Sunday, December 29, 2019

2019.. let it go..

What a year yo! 
We wrapped up 2018 with a trip to WA for the Christmas break.
We were driving back right after the New Year. 

When I go back through the months via pictures you can vividly see how our life slowly changed. 
it's crazy.. really. My little baby in the beginning of 2019 is now a toddler.

Feb
Last Feb my son flushed a rubber duck down our toilet and it cost us a new toilet. That's funny now. 

March

We took the kids 'sledding' & rented our first Air BNB in early March. That was a blast! My friends birthday.. the kids loved the snow, surrounded by our Navy friends.. in the SNOW. Man I love snow. 
April 
we threw a joint birthday party for my 1 and 2 yr old. 
Nobody came. My girls came & celebrated my kids.
 I was so hurt & swore off birthday parties. 
This year we are celebrating all 3 in Disney. 
So I did learn. We got a bouncy house that my boys still talk about. 
OH and we got our first Golden Retriever - ROLLIE

May.
Our Roomies moved out. 
We decided to get new floors and started spending weekends at Home Depot.
 We went to the zoo, alot, in our new quad stroller! 
We spent weeks looking for those damn Starbucks changing color cups. 
I also discovered Wal-Mart order pickup service... hmm heaven.

June. 
We went to the zoo a bunch!
We ordered our flooring.
We got a BIG above ground pool.
We started ripping our our old flooring! 

July
We started putting in our new flooring,
We ordered our sinks, counters and backsplash
I got a new i-watch b/c it fell off at a trip to Home Depot.
We used our bathtub as a kitchen sink & it was god awful.

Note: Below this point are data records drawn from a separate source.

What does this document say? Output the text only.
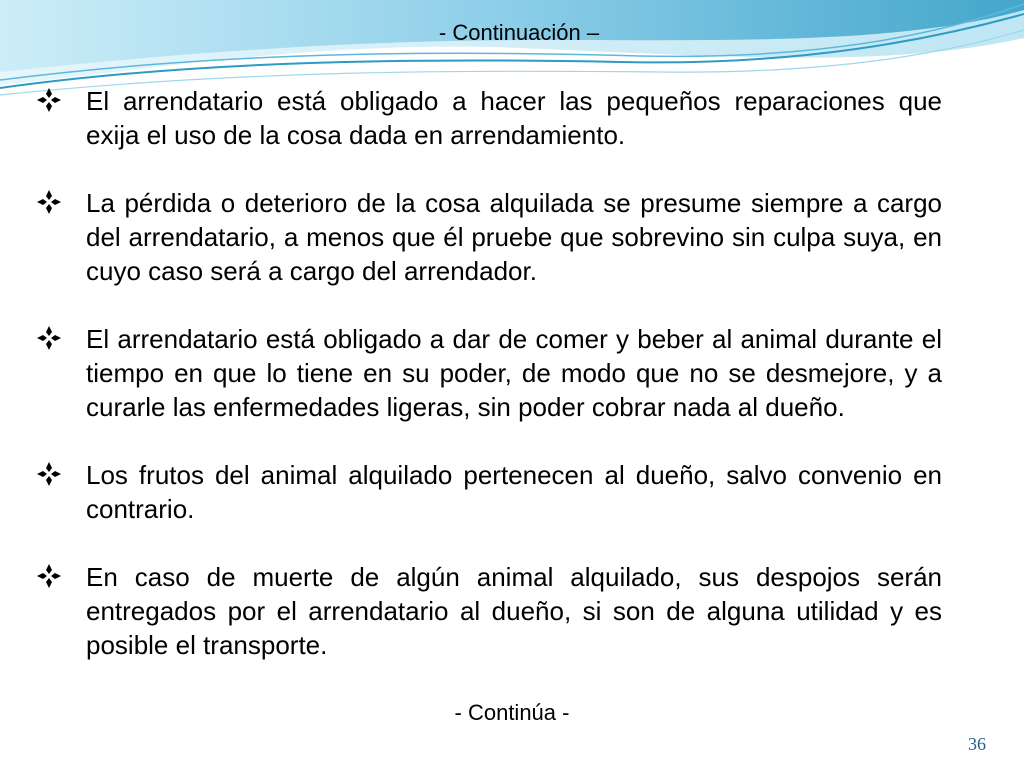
- Continuación –
El arrendatario está obligado a hacer las pequeños reparaciones que exija el uso de la cosa dada en arrendamiento.
La pérdida o deterioro de la cosa alquilada se presume siempre a cargo del arrendatario, a menos que él pruebe que sobrevino sin culpa suya, en cuyo caso será a cargo del arrendador.
El arrendatario está obligado a dar de comer y beber al animal durante el tiempo en que lo tiene en su poder, de modo que no se desmejore, y a curarle las enfermedades ligeras, sin poder cobrar nada al dueño.
Los frutos del animal alquilado pertenecen al dueño, salvo convenio en contrario.
En caso de muerte de algún animal alquilado, sus despojos serán entregados por el arrendatario al dueño, si son de alguna utilidad y es posible el transporte.
- Continúa -
36
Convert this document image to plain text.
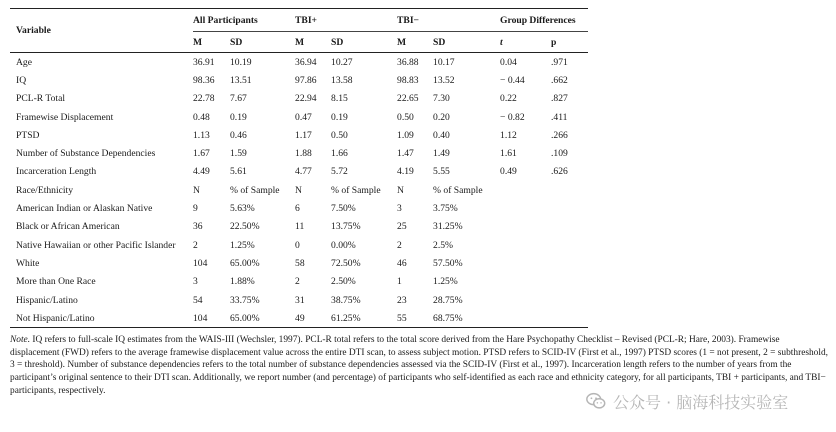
Variable	All Participants		TBI+		TBI−		Group Differences	
	M	SD	M	SD	M	SD	t	p
Age	36.91	10.19	36.94	10.27	36.88	10.17	0.04	.971
IQ	98.36	13.51	97.86	13.58	98.83	13.52	− 0.44	.662
PCL-R Total	22.78	7.67	22.94	8.15	22.65	7.30	0.22	.827
Framewise Displacement	0.48	0.19	0.47	0.19	0.50	0.20	− 0.82	.411
PTSD	1.13	0.46	1.17	0.50	1.09	0.40	1.12	.266
Number of Substance Dependencies	1.67	1.59	1.88	1.66	1.47	1.49	1.61	.109
Incarceration Length	4.49	5.61	4.77	5.72	4.19	5.55	0.49	.626
Race/Ethnicity	N	% of Sample	N	% of Sample	N	% of Sample		
American Indian or Alaskan Native	9	5.63%	6	7.50%	3	3.75%		
Black or African American	36	22.50%	11	13.75%	25	31.25%		
Native Hawaiian or other Pacific Islander	2	1.25%	0	0.00%	2	2.5%		
White	104	65.00%	58	72.50%	46	57.50%		
More than One Race	3	1.88%	2	2.50%	1	1.25%		
Hispanic/Latino	54	33.75%	31	38.75%	23	28.75%		
Not Hispanic/Latino	104	65.00%	49	61.25%	55	68.75%		
Note. IQ refers to full-scale IQ estimates from the WAIS-III (Wechsler, 1997). PCL-R total refers to the total score derived from the Hare Psychopathy Checklist – Revised (PCL-R; Hare, 2003). Framewise displacement (FWD) refers to the average framewise displacement value across the entire DTI scan, to assess subject motion. PTSD refers to SCID-IV (First et al., 1997) PTSD scores (1 = not present, 2 = subthreshold, 3 = threshold). Number of substance dependencies refers to the total number of substance dependencies assessed via the SCID-IV (First et al., 1997). Incarceration length refers to the number of years from the participant’s original sentence to their DTI scan. Additionally, we report number (and percentage) of participants who self-identified as each race and ethnicity category, for all participants, TBI + participants, and TBI− participants, respectively.
公众号 · 脑海科技实验室
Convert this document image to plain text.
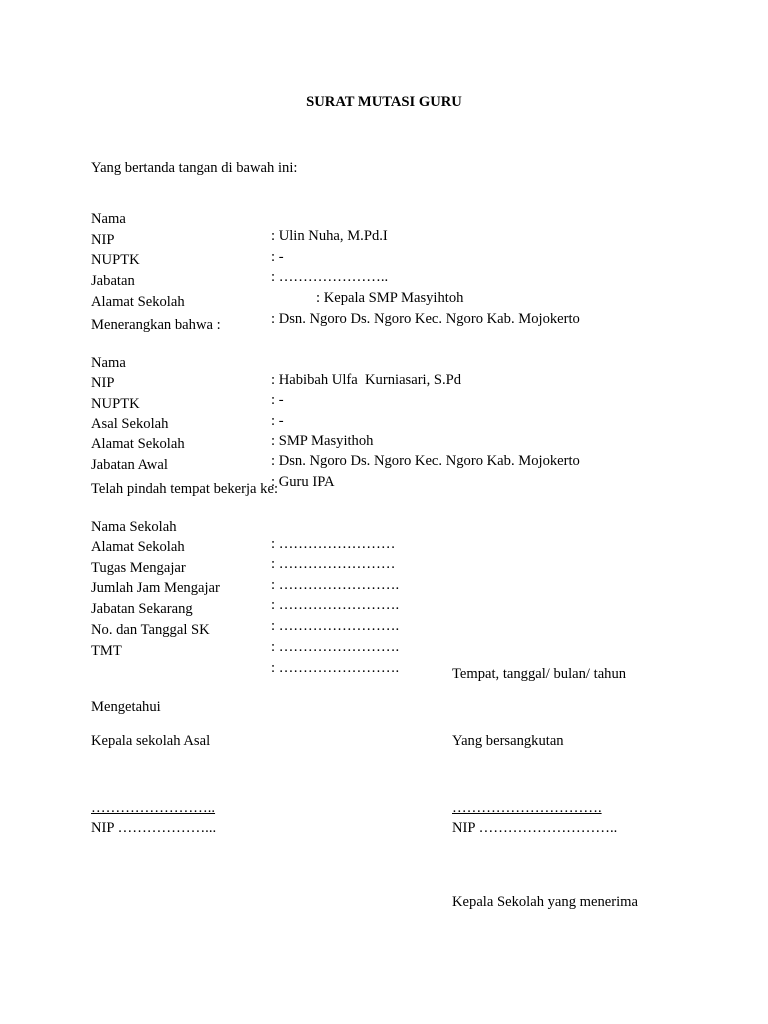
SURAT MUTASI GURU
Yang bertanda tangan di bawah ini:

Nama

: Ulin Nuha, M.Pd.I

NIP

: -

NUPTK

: …………………..

Jabatan

: Kepala SMP Masyihtoh

Alamat Sekolah

: Dsn. Ngoro Ds. Ngoro Kec. Ngoro Kab. Mojokerto

Menerangkan bahwa :

Nama

: Habibah Ulfa  Kurniasari, S.Pd

NIP

: -

NUPTK

: -

Asal Sekolah

: SMP Masyithoh

Alamat Sekolah

: Dsn. Ngoro Ds. Ngoro Kec. Ngoro Kab. Mojokerto

Jabatan Awal

: Guru IPA

Telah pindah tempat bekerja ke:

Nama Sekolah

: ……………………

Alamat Sekolah

: ……………………

Tugas Mengajar

: …………………….

Jumlah Jam Mengajar

: …………………….

Jabatan Sekarang

: …………………….

No. dan Tanggal SK

: …………………….

TMT

: …………………….

	Tempat, tanggal/ bulan/ tahun
Mengetahui
Kepala sekolah Asal	Yang bersangkutan
……………………..
NIP ………………...
………………………….
NIP ………………………..
Kepala Sekolah yang menerima
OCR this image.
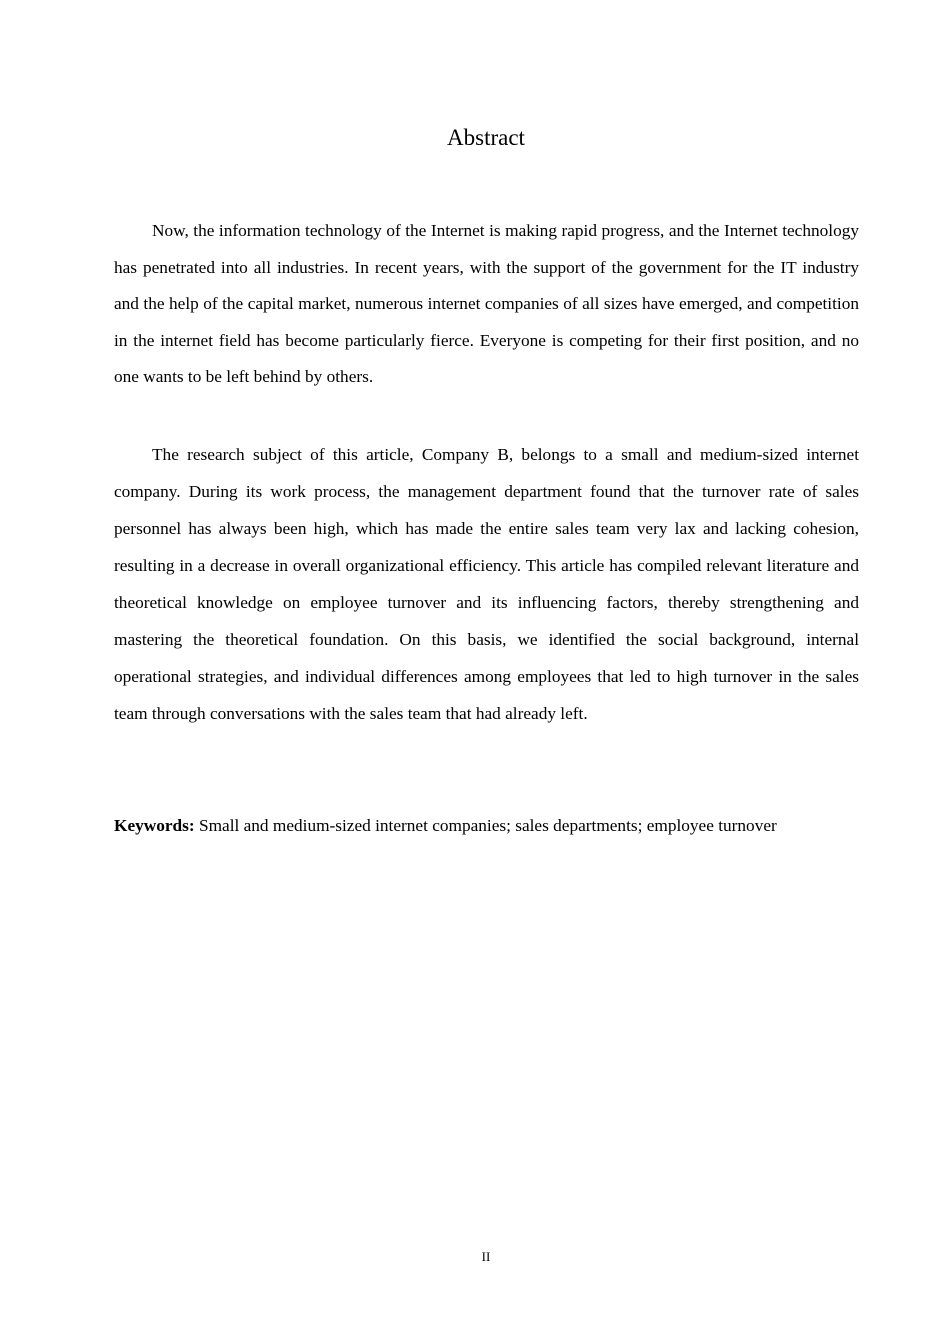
Abstract

Now, the information technology of the Internet is making rapid progress, and the Internet technology has penetrated into all industries. In recent years, with the support of the government for the IT industry and the help of the capital market, numerous internet companies of all sizes have emerged, and competition in the internet field has become particularly fierce. Everyone is competing for their first position, and no one wants to be left behind by others.

The research subject of this article, Company B, belongs to a small and medium-sized internet company. During its work process, the management department found that the turnover rate of sales personnel has always been high, which has made the entire sales team very lax and lacking cohesion, resulting in a decrease in overall organizational efficiency. This article has compiled relevant literature and theoretical knowledge on employee turnover and its influencing factors, thereby strengthening and mastering the theoretical foundation. On this basis, we identified the social background, internal operational strategies, and individual differences among employees that led to high turnover in the sales team through conversations with the sales team that had already left.

Keywords: Small and medium-sized internet companies; sales departments; employee turnover

II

**my two besties BOTH moved to WA & I lost my marbles.
Fell into a deep depression, resented everyone and everything - & absolutely nobody noticed.
 Good times.
August: 
We got our counters installed & our sink
Our backsplash came incorrect. 
My van was stolen out of our driveway in the middle of the reno -
adding to my resentment and depression - not that anyone noticed.
Officially nutty.

September
I was able to purchase my Chevy truck after the Van was found & totaled.
Somehow pulled myself out of my funk but continues to avoid people.
That was the most stressful situation I have ever encountered.
I've never felt so alone & powerless in my life.

October:
We did our first official family trick or treating as Toy Story.
Realized I chased my brother & decided to stop.
Still was in a funk and avoided people.
Got my bedliner for my truck & added a flowmaster to the exhaust.
Started to feel better but very different.
 Good different. Empowered different.

November:
Yo.. I don't give a f... Like at my lowest of lows I pulled myself back up because of my kids.
 My kids need me.. at least that's what I tell myself.
I don't want to be a frumpy house wife.. I want to be more.
I want to be strong and show my kids - my daughter - that I'm strong.
I don't need a man to hold me up. 
I don't invite people to shit no more and nobody invites us to shit .. lonely yo
I had this awakening and I don't care about nothing except my littles.

December
Had a VERY blessed and amazing Christmas.
We did it all. All the Christmas stuff. 
All the cookies. All the love.. 


** I know this took a crazy turn in August.. but for real. 
I was so low that I could barely get dressed or take a shower. 
I for real was lower then low. 
Not one person stepped up and helped me up. 
My husband just let me be & I swear that helped & broke me at the same time. 
I have never felt so alone, low and lost in my life. 
Here I am though.. I know people snicker when I say my truck saved my life.. but yo.. it did. 
It gave me a voice, it gave me strength.. it made me feel strong. 
When I had nobody else to lean on and these precious babies leaning on me.. man I found my strength. I also found my strength in prayer. I pray.. man I pray. 
I pray God gives me friends & he did. 3 strong women who always have my back when I let them. I hide feelings alot.. but I pray for self worth, strength, remindes me what is important.. 
I don't chase nobody. 
The truth can be dark so I wont apologize 

but 

2020 is going to be wonderful! It's going to be full of growth and life. 
It's going to be a lot of reflection and learning. So here is to the New Year.. the chance to make some great changes, memories, decisions. A chance to appreciate the great people in my life that have been by my side - even by a distance. I'm going to keep climbing that mountain.. here I go!